The first justice to retire will probably be Justice John Paul Stevens, the oldest member at age 88. Stevens has been a strong liberal voice on the Court since 1975 when he replaced Justice William Douglas, whom President Franklin Delano Roosevelt nominated in 1939. It’s fitting that Obama, confronted by economic turmoil, will have the opportunity to fill the same seat.

Obama’s first appointment will be an indicator of his intentions for the direction of the highest court in the land. We hope and expect that it will be one that preserves the current balance of liberals and conservatives. We suggest that Obama look to a well-qualified woman with a liberal leaning – someone like Judge Vanessa Ruiz of the D.C. Court of Appeals. She represents much of what the Court demands: a great deal of intellectual capacity and curiosity, as well as a respect for the evolving meaning of the Constitution.

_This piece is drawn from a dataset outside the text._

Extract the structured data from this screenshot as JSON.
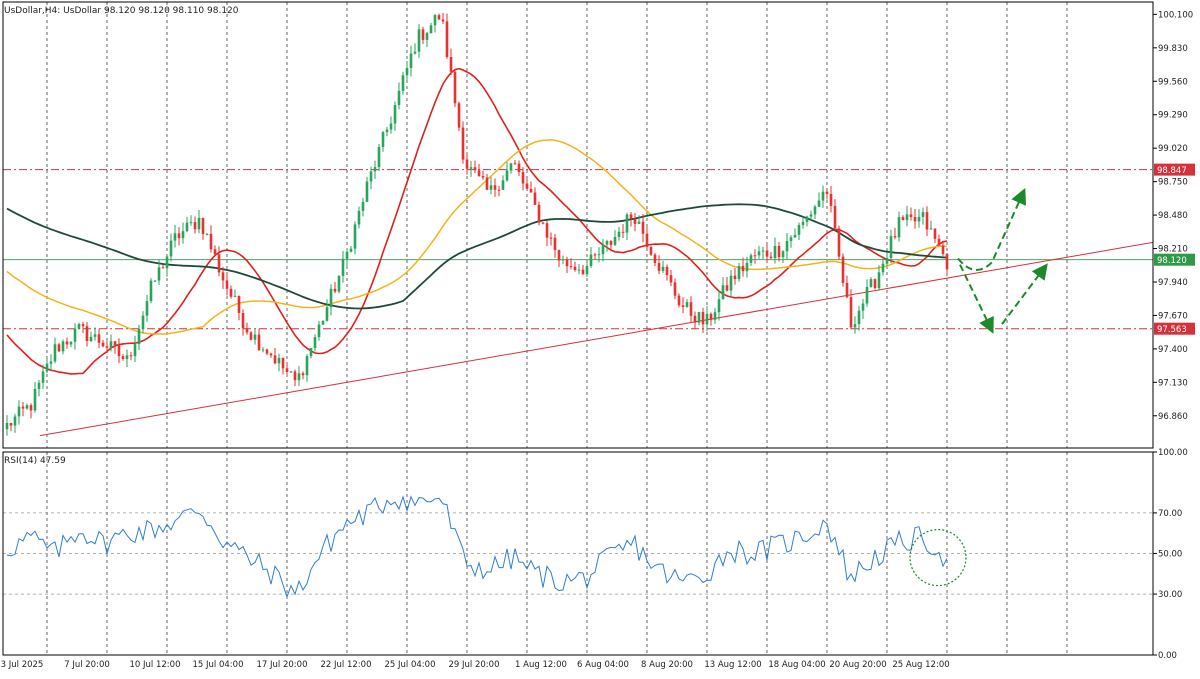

Judge Ruiz received her law degree from Georgetown University Law Center in 1975 and later held an adjunct professorship there. She has been involved in both the public and private sectors: She worked for what is now the Office of the Attorney General for the District of Columbia and served as president of the National Association of Women Judges. A Puerto Rican by birth, Ruiz would bring a different perspective to the high court, which was traditionally reserved for white males until relatively recently – in fact, she would be the first Hispanic Supreme Court nominee.

Unlike President Bush’s failed nominee Harriet Miers, Ruiz is actually qualified for the job. Her sex is not her defining characteristic; it is an aspect that merely adds to her impressive résumé and makes her a more interesting candidate.

Of course, the seat is not yet vacant nor is Ruiz or any other candidate being considered publicly for the job. But when the issue comes to the forefront of the Obama administration’s agenda, we hope to see Ruiz or someone like her at the top of the list.

With Justice Ruth Bader Ginsburg as the only woman currently on the Court, Ruiz would contribute needed diversity. Considering her background, qualifications and progressive views, Judge Ruiz exemplifies the sort of future justice we would like to see climbing the steps of the Supreme Court.